My initial reaction was that DirecTV seemed desperate attacking its rival and offering such low rates. Desperate times, after all, call for desperate measures, right? Talk about low blows and dirty advertising!

That reaction lasted about 5 seconds.

DirecTV, I realize now, has a valid point. How on Earth can Charter work on bringing you the greatest technologies when it will be head down for the next year paying back creditors? For the near future, Charter will be focusing on survival…not innovation.

True, the ad is a little dirty. But it’s dirty good. Let me clarify. Dirty bad is corking your bat. Dirty good is a first baseman pretending to give the ball to the pitcher, only to keep it hidden in his glove…and tagging the base runner out when he takes a lead.

In advertising, dirty bad would be saying you offer something when you really don’t. Dirty good would be Apple‘s brilliant campaign against the PC

The DirecTV campaign is some pretty aggressive advertising. Especially given the financial times we’re in. Bankruptcies and bailouts are all the rage right now.

But it’s also convincing. So much so that Charter has filed suit. In the lawsuit, recently filed in the U.S. District Court in Missouri, Charter claims the advertisements are “false and deceptive.”

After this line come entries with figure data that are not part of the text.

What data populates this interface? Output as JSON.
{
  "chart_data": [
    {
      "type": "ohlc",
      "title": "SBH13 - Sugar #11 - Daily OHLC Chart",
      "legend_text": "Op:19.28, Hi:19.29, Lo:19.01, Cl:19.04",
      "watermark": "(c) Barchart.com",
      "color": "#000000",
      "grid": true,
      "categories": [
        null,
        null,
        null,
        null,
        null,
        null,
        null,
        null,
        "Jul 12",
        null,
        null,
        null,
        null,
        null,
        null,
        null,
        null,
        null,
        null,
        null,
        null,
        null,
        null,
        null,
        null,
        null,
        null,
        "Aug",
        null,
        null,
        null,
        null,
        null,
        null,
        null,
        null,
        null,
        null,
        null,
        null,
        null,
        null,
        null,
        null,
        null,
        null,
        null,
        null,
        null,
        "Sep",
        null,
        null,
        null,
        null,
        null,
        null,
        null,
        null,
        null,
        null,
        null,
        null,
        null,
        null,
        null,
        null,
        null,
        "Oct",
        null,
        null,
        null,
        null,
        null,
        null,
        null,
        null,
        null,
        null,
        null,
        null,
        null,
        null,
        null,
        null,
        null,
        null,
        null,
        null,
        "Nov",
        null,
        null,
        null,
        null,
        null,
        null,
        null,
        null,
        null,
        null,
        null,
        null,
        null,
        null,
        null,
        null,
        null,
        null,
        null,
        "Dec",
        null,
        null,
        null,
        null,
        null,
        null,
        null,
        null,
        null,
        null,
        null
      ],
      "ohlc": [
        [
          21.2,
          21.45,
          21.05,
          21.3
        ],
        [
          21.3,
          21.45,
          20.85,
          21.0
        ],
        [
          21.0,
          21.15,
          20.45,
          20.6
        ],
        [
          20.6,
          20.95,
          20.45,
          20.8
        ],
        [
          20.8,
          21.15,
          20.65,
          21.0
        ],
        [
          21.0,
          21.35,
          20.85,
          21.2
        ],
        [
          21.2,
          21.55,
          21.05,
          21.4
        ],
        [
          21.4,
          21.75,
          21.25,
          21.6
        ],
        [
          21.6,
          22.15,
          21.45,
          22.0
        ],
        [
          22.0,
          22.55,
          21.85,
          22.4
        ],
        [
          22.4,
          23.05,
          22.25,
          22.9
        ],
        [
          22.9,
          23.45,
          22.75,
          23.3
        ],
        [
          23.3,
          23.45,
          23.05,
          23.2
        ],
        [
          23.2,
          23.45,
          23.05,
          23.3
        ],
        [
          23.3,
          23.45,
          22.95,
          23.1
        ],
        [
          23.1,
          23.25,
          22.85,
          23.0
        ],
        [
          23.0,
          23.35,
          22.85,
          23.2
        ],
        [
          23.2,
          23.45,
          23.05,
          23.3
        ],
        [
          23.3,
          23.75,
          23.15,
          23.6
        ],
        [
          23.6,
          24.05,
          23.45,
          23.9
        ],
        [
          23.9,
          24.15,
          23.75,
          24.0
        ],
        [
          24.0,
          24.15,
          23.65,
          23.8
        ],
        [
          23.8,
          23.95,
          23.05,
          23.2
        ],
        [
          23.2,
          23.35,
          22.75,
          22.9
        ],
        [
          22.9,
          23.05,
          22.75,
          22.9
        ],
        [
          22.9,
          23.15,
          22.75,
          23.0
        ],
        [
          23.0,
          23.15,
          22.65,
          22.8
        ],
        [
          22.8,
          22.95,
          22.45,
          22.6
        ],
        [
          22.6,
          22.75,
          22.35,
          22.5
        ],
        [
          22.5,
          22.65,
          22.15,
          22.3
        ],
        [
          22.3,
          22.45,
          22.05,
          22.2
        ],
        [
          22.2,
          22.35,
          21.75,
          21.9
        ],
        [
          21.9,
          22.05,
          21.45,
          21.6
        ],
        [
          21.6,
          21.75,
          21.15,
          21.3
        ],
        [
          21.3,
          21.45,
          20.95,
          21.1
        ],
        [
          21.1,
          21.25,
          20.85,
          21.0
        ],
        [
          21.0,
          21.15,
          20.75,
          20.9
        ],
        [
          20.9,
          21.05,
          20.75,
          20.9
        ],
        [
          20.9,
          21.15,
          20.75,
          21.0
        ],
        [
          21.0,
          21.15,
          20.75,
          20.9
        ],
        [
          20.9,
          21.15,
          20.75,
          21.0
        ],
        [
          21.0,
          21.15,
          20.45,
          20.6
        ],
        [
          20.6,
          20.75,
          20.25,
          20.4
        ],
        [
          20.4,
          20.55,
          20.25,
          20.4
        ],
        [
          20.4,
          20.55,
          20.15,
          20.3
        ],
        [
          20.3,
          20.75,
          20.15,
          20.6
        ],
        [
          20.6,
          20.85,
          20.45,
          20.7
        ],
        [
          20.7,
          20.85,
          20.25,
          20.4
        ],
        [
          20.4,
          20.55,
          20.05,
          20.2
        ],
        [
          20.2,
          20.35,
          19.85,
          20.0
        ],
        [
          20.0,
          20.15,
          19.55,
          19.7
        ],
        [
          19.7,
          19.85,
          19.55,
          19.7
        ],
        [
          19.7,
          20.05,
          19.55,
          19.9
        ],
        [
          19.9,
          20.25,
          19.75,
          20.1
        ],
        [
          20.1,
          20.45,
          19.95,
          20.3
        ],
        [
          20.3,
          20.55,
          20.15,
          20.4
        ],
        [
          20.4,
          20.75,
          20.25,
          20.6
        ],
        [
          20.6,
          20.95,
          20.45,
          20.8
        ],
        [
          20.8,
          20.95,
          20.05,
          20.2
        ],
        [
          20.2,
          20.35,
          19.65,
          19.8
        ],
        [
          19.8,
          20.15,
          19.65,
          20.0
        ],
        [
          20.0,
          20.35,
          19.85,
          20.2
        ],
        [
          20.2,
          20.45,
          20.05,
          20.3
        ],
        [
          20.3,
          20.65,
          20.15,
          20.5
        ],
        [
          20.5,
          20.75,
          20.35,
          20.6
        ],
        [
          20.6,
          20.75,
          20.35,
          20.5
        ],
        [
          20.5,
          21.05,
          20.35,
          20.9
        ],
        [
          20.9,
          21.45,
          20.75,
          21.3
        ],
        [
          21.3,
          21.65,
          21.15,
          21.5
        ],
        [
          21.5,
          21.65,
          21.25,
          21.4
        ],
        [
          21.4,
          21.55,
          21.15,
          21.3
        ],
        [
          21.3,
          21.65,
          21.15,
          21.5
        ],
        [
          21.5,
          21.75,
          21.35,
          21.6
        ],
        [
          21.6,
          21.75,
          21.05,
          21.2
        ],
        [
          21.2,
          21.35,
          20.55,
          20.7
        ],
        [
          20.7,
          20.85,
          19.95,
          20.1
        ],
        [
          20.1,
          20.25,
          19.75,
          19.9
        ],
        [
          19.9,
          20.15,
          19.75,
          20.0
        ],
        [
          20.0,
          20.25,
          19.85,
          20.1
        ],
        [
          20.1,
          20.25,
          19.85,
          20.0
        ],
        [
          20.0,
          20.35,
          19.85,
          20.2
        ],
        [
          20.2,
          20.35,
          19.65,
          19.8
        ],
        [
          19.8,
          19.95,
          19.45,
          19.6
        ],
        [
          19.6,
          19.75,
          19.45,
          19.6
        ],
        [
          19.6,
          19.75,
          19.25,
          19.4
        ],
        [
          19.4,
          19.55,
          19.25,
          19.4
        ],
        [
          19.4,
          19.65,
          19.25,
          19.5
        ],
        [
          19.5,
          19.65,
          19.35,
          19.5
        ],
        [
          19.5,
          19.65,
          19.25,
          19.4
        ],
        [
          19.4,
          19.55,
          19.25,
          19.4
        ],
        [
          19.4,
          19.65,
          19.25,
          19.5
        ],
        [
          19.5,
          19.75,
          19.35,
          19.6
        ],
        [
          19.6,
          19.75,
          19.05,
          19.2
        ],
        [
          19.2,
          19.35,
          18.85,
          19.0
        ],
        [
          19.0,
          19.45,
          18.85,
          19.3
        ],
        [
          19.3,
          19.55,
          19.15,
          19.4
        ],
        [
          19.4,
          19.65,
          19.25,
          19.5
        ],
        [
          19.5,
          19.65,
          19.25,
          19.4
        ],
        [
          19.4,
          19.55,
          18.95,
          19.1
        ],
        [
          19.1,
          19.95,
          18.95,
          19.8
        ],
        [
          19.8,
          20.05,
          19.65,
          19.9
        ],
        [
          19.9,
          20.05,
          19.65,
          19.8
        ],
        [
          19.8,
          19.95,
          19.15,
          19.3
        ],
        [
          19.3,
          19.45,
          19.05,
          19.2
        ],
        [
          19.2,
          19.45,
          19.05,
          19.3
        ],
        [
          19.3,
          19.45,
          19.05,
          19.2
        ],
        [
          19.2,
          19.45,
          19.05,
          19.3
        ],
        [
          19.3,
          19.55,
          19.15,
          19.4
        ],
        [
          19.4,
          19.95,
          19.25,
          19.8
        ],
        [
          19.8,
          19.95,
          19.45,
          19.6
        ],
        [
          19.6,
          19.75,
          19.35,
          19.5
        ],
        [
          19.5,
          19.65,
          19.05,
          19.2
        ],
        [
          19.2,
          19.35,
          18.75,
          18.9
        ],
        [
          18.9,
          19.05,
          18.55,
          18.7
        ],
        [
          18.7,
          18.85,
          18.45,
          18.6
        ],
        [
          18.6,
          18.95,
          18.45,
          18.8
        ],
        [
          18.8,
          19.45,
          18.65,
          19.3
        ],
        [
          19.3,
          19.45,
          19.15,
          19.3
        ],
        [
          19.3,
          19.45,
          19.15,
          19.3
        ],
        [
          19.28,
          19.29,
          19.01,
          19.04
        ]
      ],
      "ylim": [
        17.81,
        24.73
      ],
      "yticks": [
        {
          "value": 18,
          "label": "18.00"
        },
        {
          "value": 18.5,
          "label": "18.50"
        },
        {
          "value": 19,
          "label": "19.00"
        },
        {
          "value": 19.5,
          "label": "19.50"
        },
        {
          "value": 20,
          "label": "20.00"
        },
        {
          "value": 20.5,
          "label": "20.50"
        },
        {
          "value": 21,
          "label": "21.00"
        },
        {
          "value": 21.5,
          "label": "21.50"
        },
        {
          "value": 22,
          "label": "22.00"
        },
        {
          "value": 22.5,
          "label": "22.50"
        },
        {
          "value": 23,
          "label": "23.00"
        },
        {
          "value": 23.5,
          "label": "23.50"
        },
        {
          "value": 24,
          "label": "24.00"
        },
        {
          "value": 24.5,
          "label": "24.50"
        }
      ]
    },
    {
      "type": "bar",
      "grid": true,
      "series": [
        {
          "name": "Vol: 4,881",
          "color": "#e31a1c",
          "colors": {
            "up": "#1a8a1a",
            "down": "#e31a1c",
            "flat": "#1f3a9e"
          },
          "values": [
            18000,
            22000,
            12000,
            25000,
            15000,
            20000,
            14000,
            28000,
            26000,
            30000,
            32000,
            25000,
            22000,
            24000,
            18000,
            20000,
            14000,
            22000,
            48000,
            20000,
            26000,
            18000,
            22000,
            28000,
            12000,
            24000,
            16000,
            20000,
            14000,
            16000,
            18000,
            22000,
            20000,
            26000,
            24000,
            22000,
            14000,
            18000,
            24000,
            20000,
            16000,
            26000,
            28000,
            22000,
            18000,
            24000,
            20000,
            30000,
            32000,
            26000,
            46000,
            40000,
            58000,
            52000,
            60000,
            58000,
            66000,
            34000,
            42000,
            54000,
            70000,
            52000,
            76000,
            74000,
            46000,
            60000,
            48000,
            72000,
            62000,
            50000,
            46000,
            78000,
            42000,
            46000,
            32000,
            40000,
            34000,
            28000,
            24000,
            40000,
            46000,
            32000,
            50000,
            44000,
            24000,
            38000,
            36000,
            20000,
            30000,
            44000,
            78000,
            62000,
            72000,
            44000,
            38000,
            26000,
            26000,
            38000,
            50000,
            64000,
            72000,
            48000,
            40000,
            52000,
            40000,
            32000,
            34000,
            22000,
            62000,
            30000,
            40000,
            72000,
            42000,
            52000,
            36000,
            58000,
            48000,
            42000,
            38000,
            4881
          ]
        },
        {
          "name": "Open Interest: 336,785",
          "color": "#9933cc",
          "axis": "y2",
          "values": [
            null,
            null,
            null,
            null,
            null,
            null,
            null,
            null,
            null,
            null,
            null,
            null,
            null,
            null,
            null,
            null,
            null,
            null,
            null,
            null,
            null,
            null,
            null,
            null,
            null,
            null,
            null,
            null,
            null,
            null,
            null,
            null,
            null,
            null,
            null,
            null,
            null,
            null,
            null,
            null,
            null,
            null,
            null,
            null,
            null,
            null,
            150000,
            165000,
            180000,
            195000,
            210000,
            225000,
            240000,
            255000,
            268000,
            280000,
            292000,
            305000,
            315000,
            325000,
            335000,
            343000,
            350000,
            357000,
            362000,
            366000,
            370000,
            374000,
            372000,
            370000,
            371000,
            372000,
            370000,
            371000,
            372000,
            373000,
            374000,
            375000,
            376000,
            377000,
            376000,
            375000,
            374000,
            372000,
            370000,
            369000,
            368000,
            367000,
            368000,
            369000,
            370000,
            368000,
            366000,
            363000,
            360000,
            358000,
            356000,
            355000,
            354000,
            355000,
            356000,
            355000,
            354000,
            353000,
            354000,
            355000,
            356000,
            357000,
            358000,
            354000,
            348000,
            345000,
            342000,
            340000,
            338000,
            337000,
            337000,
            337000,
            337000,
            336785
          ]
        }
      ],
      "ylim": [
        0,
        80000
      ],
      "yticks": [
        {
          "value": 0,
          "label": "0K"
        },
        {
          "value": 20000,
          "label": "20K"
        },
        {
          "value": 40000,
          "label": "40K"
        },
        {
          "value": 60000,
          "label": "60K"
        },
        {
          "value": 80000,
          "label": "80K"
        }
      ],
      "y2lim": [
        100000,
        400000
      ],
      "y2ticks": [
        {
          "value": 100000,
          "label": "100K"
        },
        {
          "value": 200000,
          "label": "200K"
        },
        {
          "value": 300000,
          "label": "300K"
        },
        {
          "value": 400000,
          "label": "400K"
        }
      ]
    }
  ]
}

I’m no attorney, but I don’t think Charter has much of chance here. The only words that could be under debate are the following: “As they focus on their problems, there’s no way they’ll be able to bring you the latest technology…”

While it’s true DirecTV can’t prove there’s “no way,” I do believe the spirit of the ads are accurate. And effective. This is a great call to action for consumers looking for the most up-to-date technologies for the lowest price. Most important, it is true.

There could be a downside, though: Some consumers might see this campaign as too negative. However, I think these consumers will be few and far between. This is a cutthroat business. As politicians need to clamor for your vote in close elections, TV service providers are also clamoring for your subscription. This business is so competitive, I firmly believe strong advertising will be what separates the winners from the losers.

I’m curious…what do you think? Is this campaign spot-on–is it effective marketing? Or is it just plain dirty?